2. Les peuples autochtones ont le droit, à titre collectif, de vivre dans la liberté, la paix et la sécurité en tant que peuples distincts et ne font l’objet d’aucun acte de génocide ou autre acte de violence, y compris le transfert forcé d’enfants autochtones d’un groupe à un autre.

En juin dernier, le gouvernement déposait un projet de loi sur l’adoption incluant des dispositions reconnaissant les effets de l’adoption coutumière pour les Inuits et les Premières Nations au Québec. Ce texte faisait suite aux travaux du groupe de travail sur l’adoption coutumière auquel FAQ a grandement participé.

Nous demandons :
 Que ce projet de loi soit maintenu et discuté lors de la session parlementaire d’automne
 Que les recommandations du groupe de travail sur l’adoption coutumière soient prises en compte, afin de prendre en compte les besoins et réalités spécifiques des femmes autochtones.

4. Langue et culture

Article 14

1. Les peuples autochtones ont le droit d’établir et de contrôler leurs propres systèmes et établissements scolaires où l’enseignement est dispensé dans leur propre langue, d’une manière adaptée à leurs méthodes culturelles d’enseignement et d’apprentissage.

2. Les autochtones, en particulier les enfants, ont le droit d’accéder à tous les niveaux et à toutes les formes d’enseignement public, sans discrimination aucune.

La vitalité politique et économique d’un peuple ne peut se faire sans la connaissance de son histoire, ainsi que la vigueur de sa culture et la maîtrise de sa langue et cela ne peut se faire sans un système d’éducation adapté prenant en compte les particularités culturelles et linguistiques de chaque nation.
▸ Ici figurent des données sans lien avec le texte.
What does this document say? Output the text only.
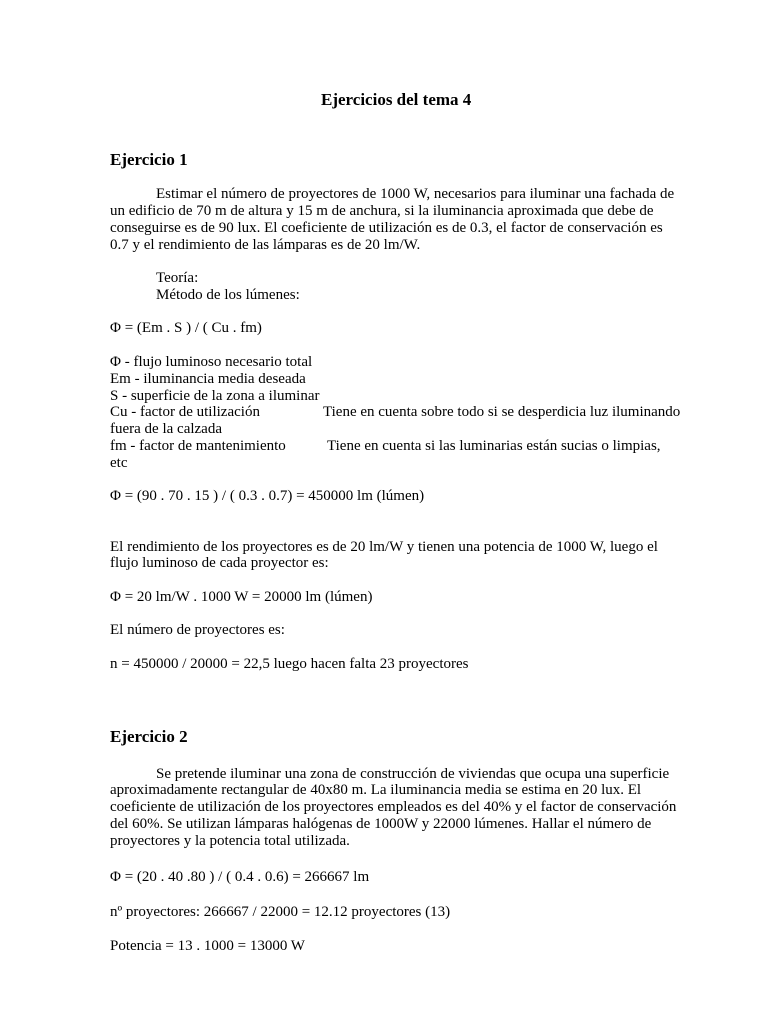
Ejercicios del tema 4
Ejercicio 1
Estimar el número de proyectores de 1000 W, necesarios para iluminar una fachada de
un edificio de 70 m de altura y 15 m de anchura, si la iluminancia aproximada que debe de
conseguirse es de 90 lux. El coeficiente de utilización es de 0.3, el factor de conservación es
0.7 y el rendimiento de las lámparas es de 20 lm/W.
Teoría:
Método de los lúmenes:
Φ = (Em . S ) / ( Cu . fm)
Φ - flujo luminoso necesario total
Em - iluminancia media deseada
S - superficie de la zona a iluminar
Cu - factor de utilización	Tiene en cuenta sobre todo si se desperdicia luz iluminando
fuera de la calzada
fm - factor de mantenimiento	Tiene en cuenta si las luminarias están sucias o limpias,
etc
Φ = (90 . 70 . 15 ) / ( 0.3 . 0.7) = 450000 lm (lúmen)
El rendimiento de los proyectores es de 20 lm/W y tienen una potencia de 1000 W, luego el
flujo luminoso de cada proyector es:
Φ = 20 lm/W . 1000 W = 20000 lm (lúmen)
El número de proyectores es:
n = 450000 / 20000 = 22,5 luego hacen falta 23 proyectores
Ejercicio 2
Se pretende iluminar una zona de construcción de viviendas que ocupa una superficie
aproximadamente rectangular de 40x80 m. La iluminancia media se estima en 20 lux. El
coeficiente de utilización de los proyectores empleados es del 40% y el factor de conservación
del 60%. Se utilizan lámparas halógenas de 1000W y 22000 lúmenes. Hallar el número de
proyectores y la potencia total utilizada.
Φ = (20 . 40 .80 ) / ( 0.4 . 0.6) = 266667 lm
nº proyectores: 266667 / 22000 = 12.12 proyectores (13)
Potencia = 13 . 1000 = 13000 W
L’Amérique latine nous offre de nombreux exemples d’éducation bilingue et biculturelle pour les nations autochtones et nous montre que cela est possible et même souhaitable afin d’aider les communautés à sortir de leurs impasses.

Nous demandons donc :

 La mise en place d’un système d’éducation bilingue et biculturelle pour les nations autochtones en consultation avec les représentants des différentes nations et les femmes autochtones ;
 La reconnaissance des langues autochtones comme faisant parti des langues parlées au Québec ;
 L’inclusion dans les livres d’histoire au Québec de l’histoire des peuples autochtones, en consultation avec les nations autochtones, en particulier les traités et leur signification et les pensionnats indiens.

5. Justice communautaire

Article 5

Les peuples autochtones ont le droit de maintenir et de renforcer leurs institutions politiques, juridiques, économiques, sociales et culturelles distinctes, tout en conservant le droit, si tel est leur choix, de participer pleinement à la vie politique, économique, sociale et culturelle de l’État.

Femmes autochtones du Québec a appuyé la nation atikamekw dans son processus de mise en place d’une justice communautaire et sa reconnaissance par le gouvernement du Québec. Ces réflexions permettent aux nations autochtones et aux femmes autochtones de reprendre possession de leur gouvernance et nous demandons :

 Au gouvernement du Québec de poursuivre la reconnaissance des institutions politiques, juridiques, économiques, sociales et culturelles distinctes des premières nations ;
 D’inclure la participation des représentants des premières nations dans toutes décisions politiques, juridiques, économiques, sociales et culturelles les concernant dans un dialogue de nations à nations.

6. Lutte contre la pauvreté des femmes autochtones

Article 21

1. Les peuples autochtones ont droit, sans discrimination d’aucune sorte, à l’amélioration de leur situation économique et sociale, notamment dans les domaines de l’éducation, de l’emploi, de la formation et de la reconversion professionnelles, du logement, de l’assainissement, de la santé et de la sécurité sociale.
Les femmes autochtones sont particulièrement touchées par le chômage, sont plus que les québécoises chefs de familles monoparentales, et sont souvent victimes d’une double discrimination lors de leur recherche d’emplois ou de retour aux études, celle d’être femme et celle d’être autochtone.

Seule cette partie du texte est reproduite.